Guest Chef Jim Warner!
Cooking Demonstrations are every 1st and 3rd Saturday at 3pm eastern on the @Eat-to-Treat YouTube channel!
May 20th at 3 pm Eastern
Edamame and Sweet Potatoes with Thai Curry Paste
Equipment
Large Shallow Pan
Stove
Measuring cups/spoons
Knife/Cutting Board
Spoon to stir
Ingredients
3 cups edamame
3 cups diced fresh sweet potatoes (can substitute frozen or fresh butter nut squash )
1-2 tablespoon Thai red curry paste
Juice of 1 fresh lime
2 ounces fresh or bottled orange juice
Salt and pepper mixture
Extra Virgin olive oil
Bonus Recipe! (will be demonstrated, but not made real-time)

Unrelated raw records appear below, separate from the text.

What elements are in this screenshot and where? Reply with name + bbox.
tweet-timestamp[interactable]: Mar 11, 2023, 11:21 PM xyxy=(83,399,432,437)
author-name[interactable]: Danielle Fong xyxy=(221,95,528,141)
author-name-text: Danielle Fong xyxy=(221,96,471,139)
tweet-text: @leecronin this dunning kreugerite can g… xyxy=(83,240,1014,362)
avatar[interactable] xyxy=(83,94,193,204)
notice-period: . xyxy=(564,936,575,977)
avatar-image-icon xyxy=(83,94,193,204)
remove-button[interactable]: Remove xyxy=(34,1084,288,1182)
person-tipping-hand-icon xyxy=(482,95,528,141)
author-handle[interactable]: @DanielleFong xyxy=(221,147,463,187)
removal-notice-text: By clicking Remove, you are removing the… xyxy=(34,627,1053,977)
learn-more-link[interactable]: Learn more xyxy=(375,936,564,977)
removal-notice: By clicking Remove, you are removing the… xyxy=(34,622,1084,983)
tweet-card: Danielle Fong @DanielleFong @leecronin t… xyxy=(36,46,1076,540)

Spaghetti Squash with Roasted Tomato Sauce
1 spaghetti squash
10-12 Roma Tomatoes
6 garlic cloves
Extra Virgin Olive Oil
Kosher salt and pepper mix
Fresh Basil
Parmesan Reggiano cheese
Crusty baguette
Instructions below video
Instructions for Spaghetti Squash with Roasted Tomato Sauce
Turn the oven on to 400 F.
Cut the spaghetti squash in half lengthwise (demonstrated in above video).
Remove seeds, then rub each cut part with oil and season with salt and pepper.
Cut tomatoes in half, or quarters if they are large. Sprinkle with salt and pepper.
Roast tomatoes, garlic cloves, and squash 45 minutes or until tomatoes start to brown. I roasted my tomatoes and squash on the same sheet pan, and the squash ended up swimming in tomato juice. Everything still turned out delicious.
Let everything cool.
Blend the tomatoes, the garlic, and their juices in a blender. Put the blended mixture in a pot and heat to re-warm.
Remove the squash from its skin (demonstrated in above video).
Heat some oil in a pan, add some garlic, and get it hot, but not smoking.
Add the squash and cook until the water evaporates.